Watsa is the founder, chairman and chief executive of Fairfax Financial Holdings, a $7.7 billion Toronto-based firm, where he has delivered a 5-year cumulative return of 176%, compared to 12.2% of the S&P 500. In 2008, when the market was spiraling to a loss of 37%, he achieved a 21% return for his clients.
Fairfax has a worldwide insurance/reinsurance company operating in over 100 countries with $5 billion of premiums and about $8 billion of shareholders’ capital. Book value per share compounded by 25% per year to $379 per share. Its return on common equity averaged 24% since 1985.
He states in his 2010 shareholder letter, “This rate of compounding in our stock price over the past 25 years is the best in the property and casualty business (there are only nine public companies with a 25-year track record), second best among all companies in Canada and in the top ten companies in the S&P 500.”
After earning his chemical engineering degree from the Indian Institute of Technology, he immigrated to Ontario in 1972 to earn an MBA from the Richard Ivey School of Business of the University of Western Ontario. It was at his first job working for Confederation Life that he was introduced to Ben Graham and David Dodd’s Security Analysis, which forever changed his way of investing. In 1984, Watsa left with his former boss to start their own business, Hamblin Watsa, out of a few individual accounts and $10,000 seed money from a friend in exchange for a third of the shares.
The next year, Watsa started going a Buffett-style path when for $5 million he gained control of Markel Financial Holdings, an insurance company whose $40 million in float he could manage. He has since acquired many other insurance businesses. The set up of Fairfax, as well as its stellar performance, have earned him the title “The Canadian Warren Buffett.”
In his first annual report in 1985, he explained the company’s foundation to investors:
“Our investment philosophy is based on the value approach as laid out by Ben Graham and practiced by his famous disciple, Warren Buffett. This means we buy stocks of financially sound companies at prices below their underlying long-term values. We expect to make money over time, not in the next month or two. In fact, in the short term, stock prices could go well below our cost. In our purchases, we are always trying to first protect your capital from long-term losses (as opposed to short-term price fluctuations).”
Fairfax’s 2008 return was due to heroic actions the firm took in the years leading up to the crisis. They first began noticing that reinsurance companies, including AIG, were taking enormous risks in asset-backed, mortgage-backed, high-yield bonds. If the reinsurers’ risk taking lost them money, they would be unable to pay Fairfax. Watsa’s company decided the best way to protect themselves was through credit default swaps (CDSs), which they began purchasing in 2003. By the end of 2006, they had $276 million in CDSs, with a market value of $72 million. When the market crashed, Fairfax began selling its CDSs, and ultimately earned $2.7 billion in 2008.

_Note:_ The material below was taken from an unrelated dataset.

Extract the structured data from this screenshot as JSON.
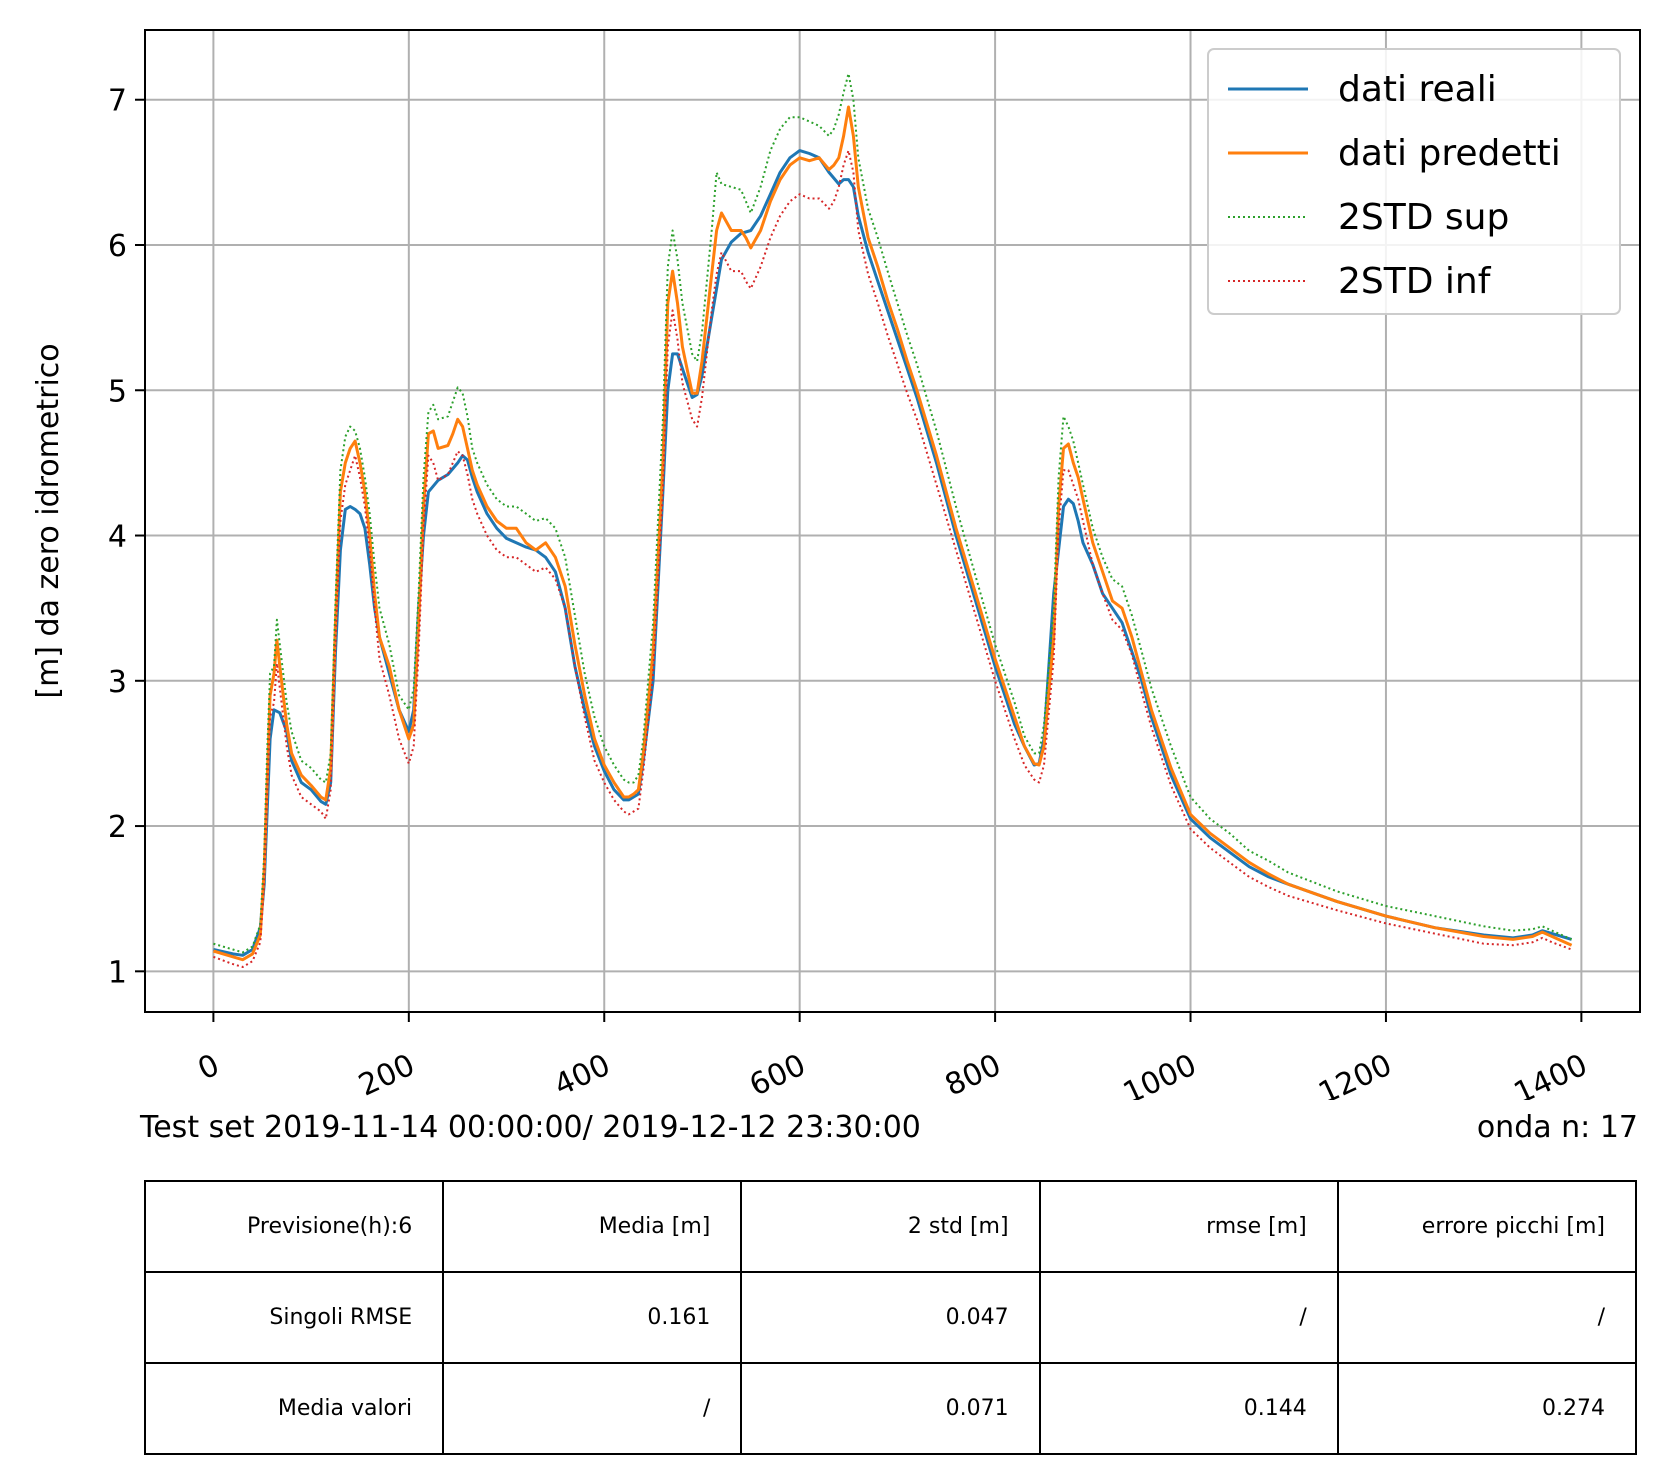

Watsa gives five primary reasons for the success of Fairfax Financial:
1) A total focus on building long-term shareholder value, defined as a minimum 20 percent annual return on equity over the long term.
2) A decentralized structure, which gives them a meaningful competitive edge.
3) Leadership that is talented and trustworthy, and, most importantly, without big egos.
4) Never compromising on integrity.
5) A strong financial position in order to protect the company and to allow them to take advantage of opportunities.
Fairfax made a 5% return in 2010, due mainly to market-to-market losses in their bank portfolios, particularly in muni bonds primarily as a result of an increase in interest rates, as well as the elimination of significant gains in their stock portfolios due to an almost 100% hedge.
He has hedged his equity exposure so strongly because he believes the recession of 2008 and 2009 was unlike other economic downturns. If it was, he would be aggressively buying stocks. However, he believes the financial crisis was a once-in-a-hundred-year event with the potential for unintended consequences for years to come. “We worry, as we have mentioned to you many times in the past, that the North American economy may experience a time period like the U.S. in the 1930s and Japan since 1990, during which GNP remains flat for 10 to 20 years with many bouts of deflation." His goal is to preserve capital in case the reverberations continue.
Watsa also sees potential bubbles in emerging markets, such as real estate in China. If Chinese demand for commodities evaporates, and U.S. consumers decrease spending, the economy could slow to a crawl.
Watsa’s top holdings as of June 30, 2011, are: Dell Inc. (DELL), AbitibiBowater (ABH), Johnson & Johnson (JNJ), Level 3 Communications Inc. (LVLT), and Research In Motion Ltd. (RIMM). In the last quarter, he bought: Kennedywilson Holdings Inc. (KW), Cninsure Inc. (CISG), New York Times Co. Cl A (NYT), and sold Steward Enterprises Inc. (STEI).